At the start of the 20th century Ireland's elderly had the highest life expectancy in Europe. Now, they have the lowest life expectancy among 23 OECD countries. What has gone wrong? The recent statistics on the number of elderly in Ireland committing suicide are also alarming. As a group the elderly all too easily get swept aside in our fascination with the exploits of the under thirties.

As Celebrity Farm demonstrated, age is definitely uncool. We have pages and pages of our national newspapers devoted to the antics of the young - and of course middle-aged people feature everywhere since they are, mostly, the ones running the country. What about a column or a magazine devoted to the elderly in Ireland, or the Third Age, as they might prefer to be called?

Anyone who heard Joe Higgins's 85-year-old mother on the radio would agree that we can learn a thing or two from them. Speaking about the bin-charge dispute for which her son has been imprisoned, Mrs Higgins attacked manufacturers for producing so much packaging. She reminded us that in her youth it was possible to go into a shop and buy a bar of soap, unwrapped, whereas nowadays in supermarkets soap tends to be sold in packages of four all separately wrapped and then wrapped again. It was a good point. And she reminded us that even at 85 life can bring new challenges: she was entering a prison for the first time in her life, to visit her son.

There is a lot of talk these days about marginalisation. Aren't the elderly some of our truly marginalised in today's glamorous, hedonistic, youth-driven Ireland?
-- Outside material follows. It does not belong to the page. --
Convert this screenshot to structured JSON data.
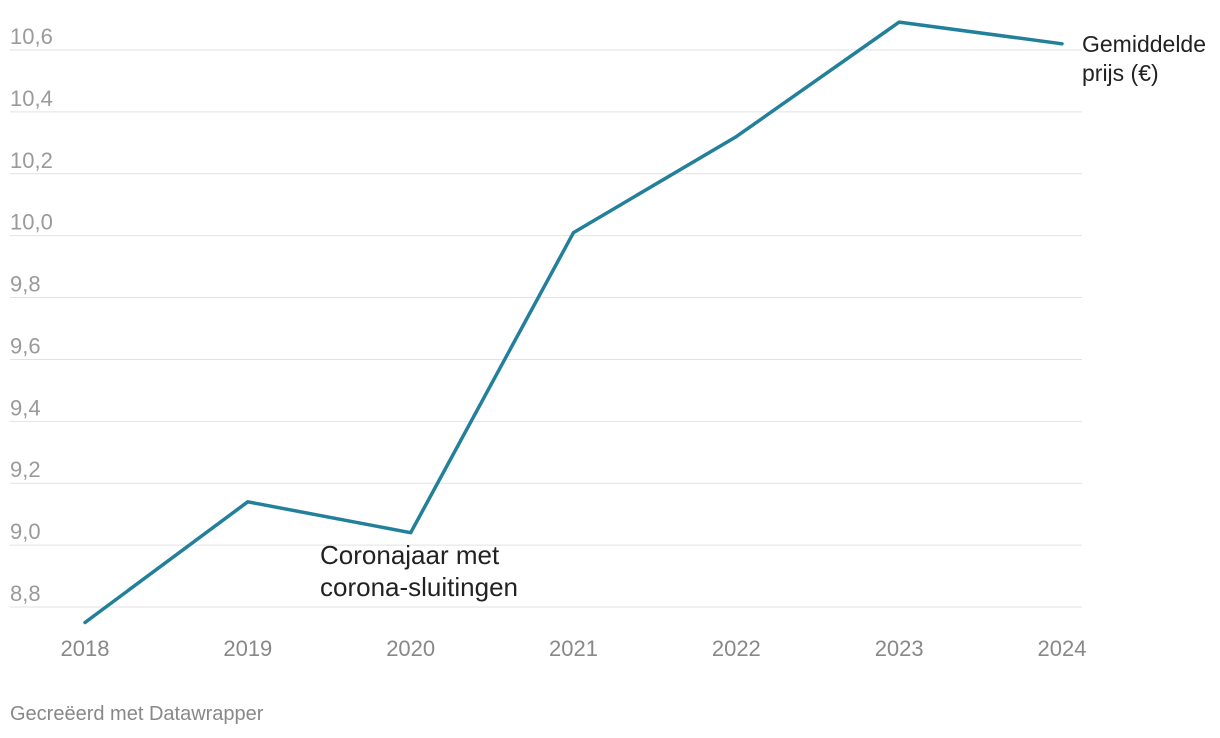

Many of them grew up in an Ireland where the values were entirely different from those of today. The result is that some elderly people feel they can no longer identify with the country where they have lived all their lives.

I have always been impressed with the way people in the United States go on being active for so long after their retirement, doing voluntary work, getting involved in their local community. The small local museums we visit on our holidays are often staffed on a voluntary basis by retired people. Let's hear from our elderly. They may be up to more than we think.